Which is the Pirate Party, Left or Right?

It is quaintly amusing that the Left accuses us of being for the Right while the Right accuses us of being for the Left. The Left reasons that culture is a generality, the Right that immaterial property create market damaging monopolies. Others simply don't care about Left-Right ideology and simply want to put an end to further hinderance of the advancement of technology and society for the sake of a short term profit.

Abolish trademarks too? (5, Insightful)

evilandi (2800) | more than 8 years ago | (#14385407)

The party wants to abolish all intellectual property laws

So, er, if trademarks and similar are abolished, how do you make sure you're voting for the real Piracy Party, and not something with the same name but vastly different policies set up as a stunt by the Swedish Anti-Piracy Bureau?

Poor Choice of Name (1)

xdc (8753) | more than 8 years ago | (#14385408)

The Piracy Party? Come on! They could hardly have chosen a worse name if they want to garner mainstream support. By using the label "piracy" they imply that they represent primarily criminal intent. Surely there is a better term they could have used that would accentuate the positive aspects of the unfettered exchange of information. Tsk, tsk.

The situation is weird (1)

Psionicist (561330) | more than 8 years ago | (#14385416)

This could actually work. It's not uncommon for small parties to appear like this in Sweden and get craploads of votes. For example, the small party June List ( http://en.wikipedia.org/wiki/Junilistan [wikipedia.org] ) is only a few years old, but they got around 15% of the votes in the EU-parliament election in 2004. They only thing the June List care about is not moving too much power to the EU. Given that around 80% of all young adults vote in Sweden this little piracy party could actually get enough votes. This sounds good for the pirates, but it probably isn't. The party is very disorganized, their ideas are a little to radical for most Swedes (heck, I don't know a single pirate who want to abolish _all_ ntellectual property laws) and the party is not very serious sounding either. Their leader was completely unknown until today, only known under the handle "falconwing". I bet he will get lots of votes from the elderly. ;) Anyhow, this is interesting because now all the bigger parties have to make up their mind. 1 out of 9 swedes do download music after all.

Translated article (0)

Anonymous Coward | more than 8 years ago | (#14385418)

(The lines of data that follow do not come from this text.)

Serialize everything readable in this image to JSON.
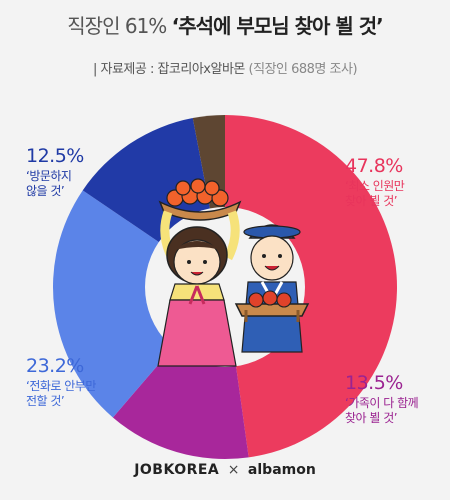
{
  "header": {
    "title_light": "직장인 61%",
    "title_bold": "‘추석에 부모님 찾아 뵐 것’",
    "source_prefix": "| 자료제공 : 잡코리아x알바몬",
    "source_note": "(직장인 688명 조사)"
  },
  "chart_data": {
    "type": "pie",
    "title": "직장인 61% ‘추석에 부모님 찾아 뵐 것’",
    "slices": [
      {
        "name": "최소 인원만 찾아 뵐 것",
        "value": 47.8,
        "label": "47.8%",
        "color": "#ec3b5e"
      },
      {
        "name": "가족이 다 함께 찾아 뵐 것",
        "value": 13.5,
        "label": "13.5%",
        "color": "#a8279b"
      },
      {
        "name": "전화로 안부만 전할 것",
        "value": 23.2,
        "label": "23.2%",
        "color": "#5b84e8"
      },
      {
        "name": "방문하지 않을 것",
        "value": 12.5,
        "label": "12.5%",
        "color": "#213aa7"
      },
      {
        "name": "",
        "value": 3.0,
        "label": "",
        "color": "#5e4632"
      }
    ]
  },
  "labels": {
    "l1_pct": "47.8%",
    "l1_line1": "‘최소 인원만",
    "l1_line2": "찾아 뵐 것’",
    "l2_pct": "13.5%",
    "l2_line1": "‘가족이 다 함께",
    "l2_line2": "찾아 뵐 것’",
    "l3_pct": "23.2%",
    "l3_line1": "‘전화로 안부만",
    "l3_line2": "전할 것’",
    "l4_pct": "12.5%",
    "l4_line1": "‘방문하지",
    "l4_line2": "않을 것’"
  },
  "footer": {
    "brand1": "JOBKOREA",
    "sep": "×",
    "brand2": "albamon"
  }
}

Swedish media has a lot more to say about this, here's a translation of the initial interview on SvD.se most of the media buzz comes from: http://www.obli.net/item/328 [obli.net]

privacy vs intellectual property (1)

dtfinch (661405) | more than 8 years ago | (#14385420)

How can private information be protected without intellectual property laws?

Good but regressive. (2, Insightful)

komodo9 (577710) | more than 8 years ago | (#14385438)

Heh, it's a losing battle. Even though I'm very against the RIAA and all bodies like that, such need to exist to protect intellectual property. Without them we would stop getting new content. The scary part is with such few votes, it's possible for them to be successful.
--
United Bimmer - BMW Enthusiast Community [unitedbimmer.com]

In other news. (0)

Chemisor (97276) | more than 8 years ago | (#14385439)

The mafia forms a political party, named "The Lovers of the Italian Opera" dedicated to legalization of loan sharking, money laundering, drug dealing, theft, and murder.

They could get someone elected. (0)

Anonymous Coward | more than 8 years ago | (#14385454)

The Linux counter site gives about 2700 counted users in Sweden. They estimate that the counted users represent between 0.2 and 5 percent of the total. So, if we take a relatively conservative guess that the counted users represent one percent of Linux users, there are enough Linux users in Sweden to elect a member. The trick is to get them all out to vote.

I always thought proportional representation was a bad system because it led to unstable governments. I think I'm coming around to the idea that it might be a good idea. Now I find that accepting the entire platform of one of the major parties is unpalitable and voting for anyone else is throwing away my vote. I'm tired of being ruled by governments that most people voted against.